Jejak Sejarah dari Prasasti hingga Ludruk Desa
Saresehan ini menjadi bagian dari rangkaian Njagong Deso, tradisi tahunan yang sarat makna kebersamaan dan kebudayaan. Penanggalan Hari Jadi Desa Toyomarto sendiri diambil dari prasasti Raja Balitung bertarikh 905 Masehi, yang menyebut wilayah Hujung — cikal bakal desa ini — sebagai bagian penting dari lanskap sejarah kuno di timur Singosari.
Selain diskusi sejarah, warga juga menampilkan kesenian tradisi ludruk, dengan lakon “Babad Desa Toyomarto”. Cerita ini mengisahkan asal-usul nama dusun-dusun di Toyomarto serta perjuangan laskar Diponegoro yang pernah mengungsi ke lereng timur Arjuna pada era Perang Jawa. Uniknya, seluruh pemain ludruk dan pengrawit Amarta Laras adalah warga desa sendiri — melanjutkan napas kesenian rakyat yang sejak 1990-an masih hidup di Dusun Sumberawan dan Glatik.
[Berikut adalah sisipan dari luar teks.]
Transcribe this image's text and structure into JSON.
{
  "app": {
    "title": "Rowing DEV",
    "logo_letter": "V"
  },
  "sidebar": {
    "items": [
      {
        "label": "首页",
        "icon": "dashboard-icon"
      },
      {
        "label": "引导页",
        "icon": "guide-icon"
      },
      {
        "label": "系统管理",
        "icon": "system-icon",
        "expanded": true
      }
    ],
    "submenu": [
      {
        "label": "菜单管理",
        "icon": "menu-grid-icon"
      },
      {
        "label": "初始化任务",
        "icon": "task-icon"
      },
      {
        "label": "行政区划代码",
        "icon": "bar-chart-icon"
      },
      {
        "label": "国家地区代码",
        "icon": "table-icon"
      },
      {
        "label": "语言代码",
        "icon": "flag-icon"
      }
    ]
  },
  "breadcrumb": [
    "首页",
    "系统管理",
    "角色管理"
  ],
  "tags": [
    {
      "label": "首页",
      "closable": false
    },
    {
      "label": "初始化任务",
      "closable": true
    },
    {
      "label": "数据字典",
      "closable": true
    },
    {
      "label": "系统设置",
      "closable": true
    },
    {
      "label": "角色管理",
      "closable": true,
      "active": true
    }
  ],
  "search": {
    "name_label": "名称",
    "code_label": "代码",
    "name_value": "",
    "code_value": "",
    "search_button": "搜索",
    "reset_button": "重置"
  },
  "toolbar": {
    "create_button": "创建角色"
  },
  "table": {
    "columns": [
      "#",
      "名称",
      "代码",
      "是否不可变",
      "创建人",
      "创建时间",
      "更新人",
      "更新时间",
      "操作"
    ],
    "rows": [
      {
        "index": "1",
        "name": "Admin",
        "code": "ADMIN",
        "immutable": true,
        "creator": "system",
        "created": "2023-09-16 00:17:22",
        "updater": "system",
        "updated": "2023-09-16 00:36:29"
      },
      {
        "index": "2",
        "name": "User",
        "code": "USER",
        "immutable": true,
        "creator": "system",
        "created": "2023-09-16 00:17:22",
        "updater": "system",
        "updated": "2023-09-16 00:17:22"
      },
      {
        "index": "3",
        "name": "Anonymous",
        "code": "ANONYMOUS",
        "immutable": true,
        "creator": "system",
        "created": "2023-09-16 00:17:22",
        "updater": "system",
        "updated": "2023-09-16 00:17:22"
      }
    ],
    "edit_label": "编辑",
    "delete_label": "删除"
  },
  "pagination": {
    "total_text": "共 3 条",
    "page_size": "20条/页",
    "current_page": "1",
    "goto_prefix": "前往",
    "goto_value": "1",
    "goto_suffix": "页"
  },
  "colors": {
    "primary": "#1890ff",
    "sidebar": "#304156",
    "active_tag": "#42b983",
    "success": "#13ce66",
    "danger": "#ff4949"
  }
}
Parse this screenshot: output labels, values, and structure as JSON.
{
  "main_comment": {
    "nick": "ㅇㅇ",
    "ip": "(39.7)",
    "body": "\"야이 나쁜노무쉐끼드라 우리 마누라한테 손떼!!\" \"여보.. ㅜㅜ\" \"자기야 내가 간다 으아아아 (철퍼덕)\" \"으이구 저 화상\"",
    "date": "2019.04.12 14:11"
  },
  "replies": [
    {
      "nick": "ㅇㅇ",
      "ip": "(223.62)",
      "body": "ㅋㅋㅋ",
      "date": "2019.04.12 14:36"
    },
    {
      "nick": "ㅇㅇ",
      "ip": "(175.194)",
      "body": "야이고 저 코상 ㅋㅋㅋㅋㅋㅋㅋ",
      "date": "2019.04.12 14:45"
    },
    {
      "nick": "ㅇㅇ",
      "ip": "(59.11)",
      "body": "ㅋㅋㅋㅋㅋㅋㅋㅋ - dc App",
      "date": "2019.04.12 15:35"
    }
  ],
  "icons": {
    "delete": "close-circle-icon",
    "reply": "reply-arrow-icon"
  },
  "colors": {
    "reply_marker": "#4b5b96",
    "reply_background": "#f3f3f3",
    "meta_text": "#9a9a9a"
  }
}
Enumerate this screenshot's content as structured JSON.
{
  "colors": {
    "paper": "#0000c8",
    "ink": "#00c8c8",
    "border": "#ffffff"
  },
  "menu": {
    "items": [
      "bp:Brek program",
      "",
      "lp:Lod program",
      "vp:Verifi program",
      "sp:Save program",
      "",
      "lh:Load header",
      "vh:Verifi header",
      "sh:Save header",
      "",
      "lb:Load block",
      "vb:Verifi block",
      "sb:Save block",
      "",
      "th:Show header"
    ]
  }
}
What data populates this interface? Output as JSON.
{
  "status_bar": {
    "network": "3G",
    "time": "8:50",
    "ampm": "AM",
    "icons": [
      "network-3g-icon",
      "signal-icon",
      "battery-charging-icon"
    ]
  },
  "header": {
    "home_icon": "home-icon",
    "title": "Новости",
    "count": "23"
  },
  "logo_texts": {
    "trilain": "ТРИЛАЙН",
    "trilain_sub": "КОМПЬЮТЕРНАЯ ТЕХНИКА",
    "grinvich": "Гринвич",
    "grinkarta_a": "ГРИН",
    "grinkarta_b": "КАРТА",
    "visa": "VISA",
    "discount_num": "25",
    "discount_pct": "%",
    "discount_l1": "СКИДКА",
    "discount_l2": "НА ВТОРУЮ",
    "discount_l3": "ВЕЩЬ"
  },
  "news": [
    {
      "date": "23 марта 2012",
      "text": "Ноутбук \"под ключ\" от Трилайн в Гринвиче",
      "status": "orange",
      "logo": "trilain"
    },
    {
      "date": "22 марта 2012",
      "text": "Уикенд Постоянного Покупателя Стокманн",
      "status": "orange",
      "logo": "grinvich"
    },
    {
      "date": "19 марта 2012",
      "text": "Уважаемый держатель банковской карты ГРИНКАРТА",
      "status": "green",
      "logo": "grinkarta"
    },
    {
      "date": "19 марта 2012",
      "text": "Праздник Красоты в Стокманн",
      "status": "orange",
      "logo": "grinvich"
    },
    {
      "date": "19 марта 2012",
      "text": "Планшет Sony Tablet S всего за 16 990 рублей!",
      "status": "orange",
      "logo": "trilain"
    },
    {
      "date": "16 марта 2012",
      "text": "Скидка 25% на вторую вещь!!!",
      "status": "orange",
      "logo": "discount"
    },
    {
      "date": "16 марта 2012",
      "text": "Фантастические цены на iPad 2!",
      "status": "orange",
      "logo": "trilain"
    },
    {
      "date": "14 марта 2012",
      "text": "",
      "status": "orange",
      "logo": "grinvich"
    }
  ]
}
“Ludruk Toyomarto kini menjadi satu-satunya ludruk desa yang masih aktif di Kecamatan Singosari. Ini bukti nyata semangat warga menjaga tradisi,” tutur salah satu panitia.
Toyomarto” Negeri Air di Lereng Arjuna
Tema “Sapta Tirtha” tidak dipilih tanpa alasan. Tujuh dusun di Toyomarto masing-masing memiliki sumber air atau sungai yang menjadi penopang kehidupan. Ada Sumberawan dengan stupa kunonya yang termasyhur dalam Kakawin Nagarakretagama, Pentungansari di Glatik, Lombok Gambir di Bodean Puthuk, hingga Putri Salju di Wonosari.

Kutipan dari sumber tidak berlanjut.